The secret Terese Svoboda’s uncle may or may not have carried for nearly 60 years is that the United States killed some of its own men after the war, in a dingy prison in Japan, on a gallows draped in black. No joke. It’s weird and awful enough to consider the Army killing its own lawbreaking members (no matter how sensical it is that, as a corporation, the Army’s got “kill people” listed in its job description), but as Svoboda’s uncle begins his hinting game with his niece, the story of Abu Ghraib breaks. Suddenly an old Svoboda family story—true or false or mythic or whatever—about strange treatment at prisons half a world away takes on, shall we say, a deeper resonance.

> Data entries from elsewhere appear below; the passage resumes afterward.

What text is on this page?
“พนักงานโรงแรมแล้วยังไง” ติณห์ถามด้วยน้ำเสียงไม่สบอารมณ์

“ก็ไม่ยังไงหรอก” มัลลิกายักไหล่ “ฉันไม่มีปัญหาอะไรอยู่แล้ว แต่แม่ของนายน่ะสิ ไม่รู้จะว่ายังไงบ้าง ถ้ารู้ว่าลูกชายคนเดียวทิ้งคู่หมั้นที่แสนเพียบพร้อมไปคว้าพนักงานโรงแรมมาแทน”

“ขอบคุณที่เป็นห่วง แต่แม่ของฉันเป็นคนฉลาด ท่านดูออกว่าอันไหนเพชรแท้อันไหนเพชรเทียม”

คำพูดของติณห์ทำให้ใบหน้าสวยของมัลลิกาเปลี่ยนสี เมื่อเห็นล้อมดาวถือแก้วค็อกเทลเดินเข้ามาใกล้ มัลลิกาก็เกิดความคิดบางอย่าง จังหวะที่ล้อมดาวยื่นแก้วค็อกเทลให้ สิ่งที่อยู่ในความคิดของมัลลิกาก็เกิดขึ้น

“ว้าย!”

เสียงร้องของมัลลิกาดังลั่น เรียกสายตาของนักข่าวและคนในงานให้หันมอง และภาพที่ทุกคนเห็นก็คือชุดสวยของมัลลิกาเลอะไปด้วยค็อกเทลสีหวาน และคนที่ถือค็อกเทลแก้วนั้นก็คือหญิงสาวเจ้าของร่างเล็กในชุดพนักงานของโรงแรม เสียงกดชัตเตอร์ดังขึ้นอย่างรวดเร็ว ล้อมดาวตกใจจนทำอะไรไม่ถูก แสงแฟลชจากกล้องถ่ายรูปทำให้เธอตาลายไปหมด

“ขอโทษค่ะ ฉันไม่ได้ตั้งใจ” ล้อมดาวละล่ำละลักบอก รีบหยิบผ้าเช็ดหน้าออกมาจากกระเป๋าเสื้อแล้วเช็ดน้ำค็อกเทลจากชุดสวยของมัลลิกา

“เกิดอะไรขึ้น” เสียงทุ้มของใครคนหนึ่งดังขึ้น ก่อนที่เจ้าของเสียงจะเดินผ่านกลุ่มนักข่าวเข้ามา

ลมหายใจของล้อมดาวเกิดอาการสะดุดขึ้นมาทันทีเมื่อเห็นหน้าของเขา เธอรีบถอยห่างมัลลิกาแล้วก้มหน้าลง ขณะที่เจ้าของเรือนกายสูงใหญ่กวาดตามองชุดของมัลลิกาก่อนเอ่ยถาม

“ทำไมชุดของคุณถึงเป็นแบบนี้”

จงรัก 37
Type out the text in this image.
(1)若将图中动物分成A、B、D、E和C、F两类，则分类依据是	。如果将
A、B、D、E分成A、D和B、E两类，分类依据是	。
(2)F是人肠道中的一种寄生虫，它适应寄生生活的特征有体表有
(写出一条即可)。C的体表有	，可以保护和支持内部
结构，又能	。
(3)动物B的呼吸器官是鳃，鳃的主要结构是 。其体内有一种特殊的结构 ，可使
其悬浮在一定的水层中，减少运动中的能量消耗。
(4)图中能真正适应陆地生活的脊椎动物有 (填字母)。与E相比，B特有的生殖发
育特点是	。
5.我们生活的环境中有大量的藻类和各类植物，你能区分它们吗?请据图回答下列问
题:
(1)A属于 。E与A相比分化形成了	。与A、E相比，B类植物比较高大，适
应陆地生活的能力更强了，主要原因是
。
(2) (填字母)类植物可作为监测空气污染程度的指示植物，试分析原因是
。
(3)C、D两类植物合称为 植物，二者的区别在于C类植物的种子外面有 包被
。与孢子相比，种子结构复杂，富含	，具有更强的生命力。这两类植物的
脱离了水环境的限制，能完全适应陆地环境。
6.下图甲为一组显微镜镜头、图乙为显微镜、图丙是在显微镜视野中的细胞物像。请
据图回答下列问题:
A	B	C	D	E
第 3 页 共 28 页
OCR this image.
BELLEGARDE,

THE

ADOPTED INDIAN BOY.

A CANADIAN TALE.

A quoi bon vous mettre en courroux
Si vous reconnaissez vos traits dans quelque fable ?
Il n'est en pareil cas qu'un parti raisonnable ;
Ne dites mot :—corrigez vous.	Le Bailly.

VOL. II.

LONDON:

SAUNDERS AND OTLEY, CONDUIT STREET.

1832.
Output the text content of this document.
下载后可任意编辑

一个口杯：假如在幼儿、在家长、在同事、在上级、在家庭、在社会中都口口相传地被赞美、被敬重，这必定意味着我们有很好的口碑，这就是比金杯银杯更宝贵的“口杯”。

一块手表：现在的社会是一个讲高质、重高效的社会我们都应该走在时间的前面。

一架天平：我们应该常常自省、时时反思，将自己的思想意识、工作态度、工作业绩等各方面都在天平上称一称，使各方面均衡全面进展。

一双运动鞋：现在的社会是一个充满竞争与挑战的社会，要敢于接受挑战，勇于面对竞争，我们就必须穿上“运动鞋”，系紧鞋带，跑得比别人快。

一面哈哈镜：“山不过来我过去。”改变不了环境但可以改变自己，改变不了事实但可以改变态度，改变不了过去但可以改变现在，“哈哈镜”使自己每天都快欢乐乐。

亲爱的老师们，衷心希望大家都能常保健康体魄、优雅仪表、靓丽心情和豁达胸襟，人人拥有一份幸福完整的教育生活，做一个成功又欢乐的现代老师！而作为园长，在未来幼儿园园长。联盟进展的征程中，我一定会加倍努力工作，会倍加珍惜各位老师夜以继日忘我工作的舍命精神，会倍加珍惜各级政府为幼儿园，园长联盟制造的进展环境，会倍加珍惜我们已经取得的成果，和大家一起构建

There’s no way to argue that a storyteller (musician, author, painter, someone who kisses you) doesn’t know what’s coming next, which is why this seems to be such a hard point to make (or it’s proving difficult for me to write, anyway): lots of why Black Glasses Like Clark Kent works so well is because there feels to be an element of surprise on the part of the author. The best stories, of course, carry a surprise for the witness/listener/reader—and the very best contain surprises that somehow feel inevitable as well. What Svoboda’s done in weirdly deceptive ways (coming all the way clean: I didn’t like this book right when I finished it, but over the next few days, like to a painting I couldn’t quite tease apart, I kept returning to the book, surprised and still curious) is woven her own surprise into the narrative, her own reticence and confusion and wonder and hope and hopelessness so that it’s not simply a book about what may or may not have happened to and/or because of her uncle sixty years ago in Japan, but also about how that information is shaped and shaping, how it morphs and shifts and takes on or sloughs off weight depending on circumstance, history, etc.
She cops to all this, too, Svoboda does: “Who tells any war story is what is important, that is, who has the authority to tell it, and then when and why.” Questions of authority are, of course, the heart of war stories: it’s infinitely more urgent to hear a soldier’s firsthand account of something experienced than to read some DoD memo of it. Which is, curiously, the buzzing call at the heart of Svoboda’s thin and beautiful book: that we’re no longer in the presence of a generation anyone would mistake for the “Greatest”; that the “official” story, cluttered and sutured with words thick enough to dam rivers of outrage, may not be the story we need most to hear; and that, despite the inherent confusion of any story, especially any war story (would you be surprised to know that Svoboda, in her research, finds conflicting accounts of the hangings—at the hands of MPs—that her uncle hinted at but never spoke of?), the stories must be told. And maybe most important (since it’ll depend on the reader whether or not one feels this book “concludes” satisfactorily): the telling of a story, sometimes, must be enough. The luxury of a true and complete account of anything is almost laughable, and history seems to have a good grip on that fine, final thread. What we have to do, living within history, is tell whatever we can, whatever we know, and Svoboda’s written a great book both about an actual incident and the telling.
(Just for the record, too: can we all just nominate Graywolf as the best small press in the world? And can all of us who are both from and forever devoted to Minnesota just kiss the damned ground every time we’re in the state for being the magic sort of place that lets things like Graywolf not only happen but flourish? Also: T. Svoboda’s Tin God is miraculous: buy that one too).